Five people have been killed in a little over a decade in South Africa and, according to official figures, there have been five attacks by great whites in 2012.

The authorities have been forced to take drastic measures after years of resistance by conservationists.

Now as part of an $80,000 (£50,000) experiment, they are deploying shark nets for the first time.

'Shark traps'

Traditional shark nets are highly controversial.

The type deployed further up the coast in Durban are anchored gill nets that conservationists claim have killed 600 sharks and other sea creatures in the past year.

The Western Cape will have none of it.

"Those types are designed to trap sharks," says Sarah Titley from the conservation group Shark Spotters.

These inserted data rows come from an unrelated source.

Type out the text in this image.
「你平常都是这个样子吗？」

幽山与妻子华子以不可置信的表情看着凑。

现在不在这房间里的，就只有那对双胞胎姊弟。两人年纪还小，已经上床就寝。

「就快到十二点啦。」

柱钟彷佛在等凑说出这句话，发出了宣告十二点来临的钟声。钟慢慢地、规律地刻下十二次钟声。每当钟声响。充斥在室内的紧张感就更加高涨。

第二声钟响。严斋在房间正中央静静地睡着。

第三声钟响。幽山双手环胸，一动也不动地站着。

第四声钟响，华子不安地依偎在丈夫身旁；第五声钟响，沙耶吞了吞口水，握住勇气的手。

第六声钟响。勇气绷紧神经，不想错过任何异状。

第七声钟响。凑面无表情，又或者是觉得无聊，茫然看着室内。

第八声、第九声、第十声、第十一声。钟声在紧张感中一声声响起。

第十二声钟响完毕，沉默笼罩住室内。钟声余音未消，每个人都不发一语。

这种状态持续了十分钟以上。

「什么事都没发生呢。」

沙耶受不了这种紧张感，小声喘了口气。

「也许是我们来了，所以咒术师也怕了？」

The sharks "get stuck and they die".

Image caption The net being trialled is roughly the size of two rugby fields

But the group has been co-opted on to the Cape Town project to help co-ordinate a trial of what is being billed as a "world first" - a customised, environmentally friendly shark net that acts as a barrier, not a trap.

The net is being piloted off the coast of Fish Hoek, where in 2011 the image of a British man, Michael Cohen, being plucked from the ocean heavily bleeding after a shark attack was beamed on television sets around the world.

Just as horrifying were the images of the shark languishing close by after the attack.

The net being piloted here is similar to the barrier nets used in Hong Kong and the Seychelles but it has been customised to meet the conservationists' demands.

Deployed early in the morning by a team of fishermen, the thin-meshed net has been designed to be removed at night.

Roughly the size of two rugby fields it is a highly labour-intensive operation, which explains the high cost.


"The net falls down to the sea floor and creates an exclusion zone, so people on the inside can swim without other marine creatures coming into that area," Sarah Titley explains.

And because the mesh size is very small, only about 4cm (1.57inches), "no sharks should get stuck", she says.

Up until now the coast has relied on an army of shark spotters.

They are not being done out of a job, and form part of a highly successful early warning system which has alerted swimmers to 1,400 sharks since it started in 2004.

"But the spotters can't get people out of the water quickly enough," admits Gregg Oelofse from Cape Town's Environmental Resource Management team.

It is expensive, he says, to deploy removable shark nets.

But in order to balance the demand to protect humans with the need to preserve shark populations as kings of the food chain, it is a price he believes taxpayers will be prepared to pay.

For a tourism industry that nets in the region of $2.2bn a year, it may be a long-term investment in Cape Town's image.

Everyone seems to have a shark story in this part of the world.

A group of pensioners swim each morning at Fish Hoek at 07:00, despite the fact that one of their number, Tyna Webb, was killed and eaten by a shark, in an horrific incident in 2004.

To them the nets offer some relief.

But there is also a strong sense that man and beast must live together.

Lyle Maarsdorp had a huge chunk bitten out of his surf ski when he mistook a rock for a shark.

"The shark was too busy biting at the ski than to notice me in the water," he says, not boastfully but calmly.

Miraculously he survived unscathed.

And though he applauds the use of nets "especially for the small kids learning to be life savers" he knows that sharks play a vital role in the Western Cape's ecosystem.

Any instinct to drive them away, he believes, would have devastating consequences.